6. The sensor according to claim 4, wherein the specific substance that specifically interacts with the analyte is fixed onto the single-walled carbon nanotube thin film via linker molecules.

7. The sensor according to claim 4, wherein the analyte is cells, microorganisms, viruses, proteins, enzymes, nucleic acids or low-molecular biological substances.

8. A sensor comprising the field effect transistor according to claim 2 as a transducer.

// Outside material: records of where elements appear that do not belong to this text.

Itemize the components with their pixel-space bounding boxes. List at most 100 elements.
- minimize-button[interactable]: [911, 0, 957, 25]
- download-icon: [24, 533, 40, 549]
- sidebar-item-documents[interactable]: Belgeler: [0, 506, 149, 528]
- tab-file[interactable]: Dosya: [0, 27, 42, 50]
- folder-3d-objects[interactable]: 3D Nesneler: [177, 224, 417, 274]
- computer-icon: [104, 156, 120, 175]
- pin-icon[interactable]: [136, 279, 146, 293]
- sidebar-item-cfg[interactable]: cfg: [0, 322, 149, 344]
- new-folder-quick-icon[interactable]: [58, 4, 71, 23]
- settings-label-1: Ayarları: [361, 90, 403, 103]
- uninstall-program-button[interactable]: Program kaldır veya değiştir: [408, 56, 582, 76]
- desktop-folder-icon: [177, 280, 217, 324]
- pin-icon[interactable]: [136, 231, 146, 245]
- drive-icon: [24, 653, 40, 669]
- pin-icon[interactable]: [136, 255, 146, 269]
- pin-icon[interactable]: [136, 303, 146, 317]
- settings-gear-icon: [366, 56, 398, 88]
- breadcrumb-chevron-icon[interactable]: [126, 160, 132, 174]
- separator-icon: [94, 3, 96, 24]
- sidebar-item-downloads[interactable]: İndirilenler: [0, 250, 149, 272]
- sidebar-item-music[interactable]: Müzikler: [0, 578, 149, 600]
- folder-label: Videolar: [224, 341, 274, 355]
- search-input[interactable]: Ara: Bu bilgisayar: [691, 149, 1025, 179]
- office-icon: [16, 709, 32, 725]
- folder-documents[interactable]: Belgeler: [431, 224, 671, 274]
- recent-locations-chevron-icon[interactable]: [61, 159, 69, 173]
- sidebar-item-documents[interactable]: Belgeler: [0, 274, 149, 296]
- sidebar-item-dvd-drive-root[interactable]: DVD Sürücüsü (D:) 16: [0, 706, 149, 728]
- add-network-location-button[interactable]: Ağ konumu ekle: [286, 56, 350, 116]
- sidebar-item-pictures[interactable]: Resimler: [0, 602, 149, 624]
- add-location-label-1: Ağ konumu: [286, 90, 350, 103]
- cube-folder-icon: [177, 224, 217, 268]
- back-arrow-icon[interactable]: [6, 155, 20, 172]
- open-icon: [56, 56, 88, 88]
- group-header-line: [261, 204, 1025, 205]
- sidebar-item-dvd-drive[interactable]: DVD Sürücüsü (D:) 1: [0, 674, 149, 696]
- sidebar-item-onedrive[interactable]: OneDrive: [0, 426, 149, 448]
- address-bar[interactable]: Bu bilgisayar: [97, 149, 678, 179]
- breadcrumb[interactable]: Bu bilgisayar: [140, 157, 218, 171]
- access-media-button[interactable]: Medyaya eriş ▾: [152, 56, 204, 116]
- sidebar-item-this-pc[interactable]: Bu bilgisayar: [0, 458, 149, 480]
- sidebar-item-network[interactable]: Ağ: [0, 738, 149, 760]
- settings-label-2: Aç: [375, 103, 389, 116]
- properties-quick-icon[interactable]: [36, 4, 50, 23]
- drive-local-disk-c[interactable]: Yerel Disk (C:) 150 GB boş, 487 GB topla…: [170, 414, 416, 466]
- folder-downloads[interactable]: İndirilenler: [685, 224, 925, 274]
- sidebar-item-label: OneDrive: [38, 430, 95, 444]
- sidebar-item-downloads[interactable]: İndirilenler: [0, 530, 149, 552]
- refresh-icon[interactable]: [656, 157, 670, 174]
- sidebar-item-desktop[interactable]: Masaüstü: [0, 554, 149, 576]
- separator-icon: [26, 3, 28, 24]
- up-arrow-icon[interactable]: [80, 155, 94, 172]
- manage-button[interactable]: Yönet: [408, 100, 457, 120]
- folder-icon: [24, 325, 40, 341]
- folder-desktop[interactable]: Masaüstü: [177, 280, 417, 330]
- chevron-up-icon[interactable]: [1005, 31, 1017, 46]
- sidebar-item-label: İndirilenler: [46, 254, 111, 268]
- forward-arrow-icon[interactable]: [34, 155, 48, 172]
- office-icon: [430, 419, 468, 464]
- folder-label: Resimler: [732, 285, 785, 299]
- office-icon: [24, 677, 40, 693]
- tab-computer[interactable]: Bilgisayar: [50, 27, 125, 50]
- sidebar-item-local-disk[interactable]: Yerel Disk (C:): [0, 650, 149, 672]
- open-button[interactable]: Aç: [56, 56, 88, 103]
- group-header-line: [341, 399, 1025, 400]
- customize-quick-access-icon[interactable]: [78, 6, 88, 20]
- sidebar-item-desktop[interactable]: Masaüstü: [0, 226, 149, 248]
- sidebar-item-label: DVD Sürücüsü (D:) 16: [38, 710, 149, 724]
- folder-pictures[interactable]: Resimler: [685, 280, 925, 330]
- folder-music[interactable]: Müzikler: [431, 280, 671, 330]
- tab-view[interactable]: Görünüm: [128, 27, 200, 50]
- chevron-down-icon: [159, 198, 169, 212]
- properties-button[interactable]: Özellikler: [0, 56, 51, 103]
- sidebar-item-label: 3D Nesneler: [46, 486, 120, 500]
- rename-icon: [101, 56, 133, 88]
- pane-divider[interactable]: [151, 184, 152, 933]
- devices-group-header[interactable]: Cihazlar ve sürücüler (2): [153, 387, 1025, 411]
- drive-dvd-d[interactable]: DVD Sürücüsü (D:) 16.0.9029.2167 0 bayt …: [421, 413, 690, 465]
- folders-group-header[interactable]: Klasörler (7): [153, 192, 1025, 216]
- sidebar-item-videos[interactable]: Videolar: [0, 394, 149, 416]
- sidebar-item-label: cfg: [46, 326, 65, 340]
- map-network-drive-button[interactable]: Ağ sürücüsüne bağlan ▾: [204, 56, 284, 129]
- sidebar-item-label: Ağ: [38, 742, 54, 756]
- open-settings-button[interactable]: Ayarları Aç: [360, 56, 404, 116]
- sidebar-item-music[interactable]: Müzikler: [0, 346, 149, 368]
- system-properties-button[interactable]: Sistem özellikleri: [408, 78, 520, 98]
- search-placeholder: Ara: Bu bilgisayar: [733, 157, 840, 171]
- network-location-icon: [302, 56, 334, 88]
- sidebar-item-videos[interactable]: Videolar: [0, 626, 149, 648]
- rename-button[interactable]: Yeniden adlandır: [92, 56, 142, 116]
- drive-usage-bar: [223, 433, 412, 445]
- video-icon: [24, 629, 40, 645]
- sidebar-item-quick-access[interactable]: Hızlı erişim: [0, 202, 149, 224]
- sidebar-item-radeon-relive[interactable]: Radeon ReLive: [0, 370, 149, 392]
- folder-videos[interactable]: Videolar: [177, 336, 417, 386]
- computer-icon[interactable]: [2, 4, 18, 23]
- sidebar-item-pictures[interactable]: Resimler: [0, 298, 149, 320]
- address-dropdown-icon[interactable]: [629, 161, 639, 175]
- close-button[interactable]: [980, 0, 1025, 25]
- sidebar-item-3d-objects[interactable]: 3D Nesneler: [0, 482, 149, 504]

9. The sensor according to claim 8, wherein the channel is modified with a specific substance that specifically interacts with an analyte.

10. The sensor according to claim 9, wherein the specific substance that specifically interacts with the analyte is an antibody, antibody fragment or an aptamer.

11. The sensor according to claim 5, wherein the specific substance that specifically interacts with the analyte is fixed onto the single-walled carbon nanotube thin film via linker molecules.

12. The sensor according to claim 9, wherein the specific substance that specifically interacts with the analyte is fixed onto the single-walled carbon nanotube thin film via linker molecules.

13. The sensor according to claim 10, wherein the specific substance that specifically interacts with the analyte is fixed onto the single-walled carbon nanotube thin film via linker molecules.

14. The sensor according to claim 5, wherein the analyte is cells, microorganisms, viruses, proteins, enzymes, nucleic acids or low-molecular biological substances.

15. The sensor according to claim 6, wherein the analyte is cells, microorganisms, viruses, proteins, enzymes, nucleic acids or low-molecular biological substances.

16. The sensor according to claim 9, wherein the analyte is cells, microorganisms, viruses, proteins, enzymes, nucleic acids or low-molecular biological substances.

17. The sensor according to claim 10, wherein the analyte is cells, microorganisms, viruses, proteins, enzymes, nucleic acids or low-molecular biological substances.

18. The sensor according to claim 11, wherein the analyte is cells, microorganisms, viruses, proteins, enzymes, nucleic acids or low-molecular biological substances.

19. The sensor according to claim 12, wherein the analyte is cells, microorganisms, viruses, proteins, enzymes, nucleic acids or low-molecular biological substances.

20. The sensor according to claim 13, wherein the analyte is cells, microorganisms, viruses, proteins, enzymes, nucleic acids or low-molecular biological substances.